São Paulo - Segundo o Instituto de Astronomia, Geofísica e Ciências Atmosféricas (IAG) da USP, o abalo sentido na zona Norte de São Paulo no domingo atingiu dois pontos na escala Richter. "Foi um caso localizado, natural e não um reflexo de um terremoto ocorrido em outro país", explicou a professora de geofísica Tereza Higashi Yamabe, que trabalha no IAG. Na manhã desta segunda, o professor Marcelo Sousa de Assumpção, do departamento de geofísica da USP, afirmara, em entrevista à Rádio Eldorado, que tremores desta natureza são comuns e não oferecem perigo aos paulistanos.

É a segunda vez que esse tipo de tremor ocorre na capital, o primeiro foi em 1999, em Santo Amaro.

De acordo com Yamabe, a extensão do tremor ainda está sendo avaliada, mas, pelos relatos, atingiu um raio de cerca de 4 quilômetros e deve ter ocorrido a um quilômetro de profundidade. O abalo teria sido provocado por uma acomodação de blocos em uma trinca na rocha. "O epicentro teria sido no Horto Florestal."
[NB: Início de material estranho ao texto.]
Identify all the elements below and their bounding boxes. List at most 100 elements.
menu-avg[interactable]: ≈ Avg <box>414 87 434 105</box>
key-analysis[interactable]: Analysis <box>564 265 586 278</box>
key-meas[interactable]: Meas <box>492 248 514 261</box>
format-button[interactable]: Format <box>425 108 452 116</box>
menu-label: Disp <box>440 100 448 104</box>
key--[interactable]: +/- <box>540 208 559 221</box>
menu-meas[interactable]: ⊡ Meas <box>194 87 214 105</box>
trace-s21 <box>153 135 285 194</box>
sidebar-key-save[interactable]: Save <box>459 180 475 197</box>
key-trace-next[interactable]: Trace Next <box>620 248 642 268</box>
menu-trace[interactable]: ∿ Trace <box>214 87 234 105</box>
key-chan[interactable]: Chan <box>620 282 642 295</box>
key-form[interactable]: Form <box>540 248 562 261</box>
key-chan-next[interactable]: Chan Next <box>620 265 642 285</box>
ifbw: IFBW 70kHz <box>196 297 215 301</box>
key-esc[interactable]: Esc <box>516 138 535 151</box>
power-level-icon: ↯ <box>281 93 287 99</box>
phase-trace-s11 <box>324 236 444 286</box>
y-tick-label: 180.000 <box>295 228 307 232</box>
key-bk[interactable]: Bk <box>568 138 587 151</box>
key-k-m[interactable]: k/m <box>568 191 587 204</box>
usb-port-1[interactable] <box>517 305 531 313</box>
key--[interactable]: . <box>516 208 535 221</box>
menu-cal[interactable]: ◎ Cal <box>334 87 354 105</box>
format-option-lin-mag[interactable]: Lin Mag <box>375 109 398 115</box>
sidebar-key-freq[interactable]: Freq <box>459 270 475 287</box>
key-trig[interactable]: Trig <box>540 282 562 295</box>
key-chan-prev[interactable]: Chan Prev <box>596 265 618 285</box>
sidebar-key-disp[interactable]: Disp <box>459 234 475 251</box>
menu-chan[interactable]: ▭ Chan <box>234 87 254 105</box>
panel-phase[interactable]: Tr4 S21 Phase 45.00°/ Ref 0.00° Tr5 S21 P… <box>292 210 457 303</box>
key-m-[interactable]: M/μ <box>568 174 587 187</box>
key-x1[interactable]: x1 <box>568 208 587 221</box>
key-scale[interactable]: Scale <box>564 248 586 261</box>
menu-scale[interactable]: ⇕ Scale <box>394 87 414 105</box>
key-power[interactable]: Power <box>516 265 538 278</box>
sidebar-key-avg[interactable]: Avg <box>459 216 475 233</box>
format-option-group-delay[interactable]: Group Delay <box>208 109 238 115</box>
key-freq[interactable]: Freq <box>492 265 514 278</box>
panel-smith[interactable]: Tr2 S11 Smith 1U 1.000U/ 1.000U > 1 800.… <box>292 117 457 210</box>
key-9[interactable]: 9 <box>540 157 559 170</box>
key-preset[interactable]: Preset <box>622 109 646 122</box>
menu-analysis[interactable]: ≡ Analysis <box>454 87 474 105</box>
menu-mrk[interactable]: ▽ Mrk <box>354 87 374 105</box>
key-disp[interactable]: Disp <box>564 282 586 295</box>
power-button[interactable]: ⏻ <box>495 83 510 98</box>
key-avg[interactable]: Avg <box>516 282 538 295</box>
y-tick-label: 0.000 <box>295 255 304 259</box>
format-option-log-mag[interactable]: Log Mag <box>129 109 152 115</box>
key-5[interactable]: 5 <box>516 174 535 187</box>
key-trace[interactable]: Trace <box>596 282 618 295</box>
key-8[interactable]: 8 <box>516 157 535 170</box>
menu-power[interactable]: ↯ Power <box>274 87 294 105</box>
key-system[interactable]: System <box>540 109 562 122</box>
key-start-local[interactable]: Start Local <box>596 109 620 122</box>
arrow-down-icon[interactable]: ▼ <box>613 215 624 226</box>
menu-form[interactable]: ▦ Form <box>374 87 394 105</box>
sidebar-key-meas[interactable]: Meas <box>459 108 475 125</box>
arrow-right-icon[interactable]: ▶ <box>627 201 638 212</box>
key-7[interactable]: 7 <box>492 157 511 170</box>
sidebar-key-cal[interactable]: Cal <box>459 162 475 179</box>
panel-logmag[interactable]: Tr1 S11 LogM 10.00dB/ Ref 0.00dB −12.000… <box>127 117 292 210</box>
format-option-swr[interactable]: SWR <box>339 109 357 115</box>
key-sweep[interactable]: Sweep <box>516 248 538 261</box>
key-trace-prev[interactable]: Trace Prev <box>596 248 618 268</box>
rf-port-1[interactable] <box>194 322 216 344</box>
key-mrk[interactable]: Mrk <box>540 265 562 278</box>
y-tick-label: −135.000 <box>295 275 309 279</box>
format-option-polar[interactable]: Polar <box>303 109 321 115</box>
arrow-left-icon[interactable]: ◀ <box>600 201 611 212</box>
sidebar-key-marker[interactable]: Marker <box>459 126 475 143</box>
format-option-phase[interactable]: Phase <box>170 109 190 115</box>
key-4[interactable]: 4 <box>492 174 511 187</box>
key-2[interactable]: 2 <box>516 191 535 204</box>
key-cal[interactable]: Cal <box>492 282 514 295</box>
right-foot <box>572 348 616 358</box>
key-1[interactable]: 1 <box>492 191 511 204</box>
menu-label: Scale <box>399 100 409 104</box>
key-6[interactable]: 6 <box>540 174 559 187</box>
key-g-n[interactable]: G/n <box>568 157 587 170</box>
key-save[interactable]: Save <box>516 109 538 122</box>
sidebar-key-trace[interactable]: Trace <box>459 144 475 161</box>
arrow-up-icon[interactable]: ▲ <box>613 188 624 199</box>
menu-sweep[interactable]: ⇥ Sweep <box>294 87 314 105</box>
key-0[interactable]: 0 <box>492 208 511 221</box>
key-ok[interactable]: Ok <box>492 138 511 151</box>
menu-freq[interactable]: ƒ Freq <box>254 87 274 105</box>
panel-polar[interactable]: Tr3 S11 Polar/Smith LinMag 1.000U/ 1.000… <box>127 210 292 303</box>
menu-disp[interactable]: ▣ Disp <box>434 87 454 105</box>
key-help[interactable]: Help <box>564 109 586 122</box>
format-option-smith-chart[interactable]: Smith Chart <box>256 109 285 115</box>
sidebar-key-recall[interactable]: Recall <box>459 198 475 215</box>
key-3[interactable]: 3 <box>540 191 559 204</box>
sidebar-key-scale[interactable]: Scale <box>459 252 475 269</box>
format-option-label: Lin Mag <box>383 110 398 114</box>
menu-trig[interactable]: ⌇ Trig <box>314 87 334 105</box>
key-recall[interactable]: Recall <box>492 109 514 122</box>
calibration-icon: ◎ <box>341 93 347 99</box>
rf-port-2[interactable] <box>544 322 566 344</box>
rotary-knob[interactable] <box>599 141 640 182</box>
Especialistas do IAG vão monitorar um sismógrafo instalado na casa de uma moradora da região. "Se não ocorrerem novos abalos, o estudo deve durar cerca de uma semana. Mas, se o caso se repetir, teremos de aumentar os pontos de monitoramento", afirmou o técnico Luís Galhardo. A movimentação é registrada no aparelho acoplado a um computador. A Defesa Civil também acompanha.*


----------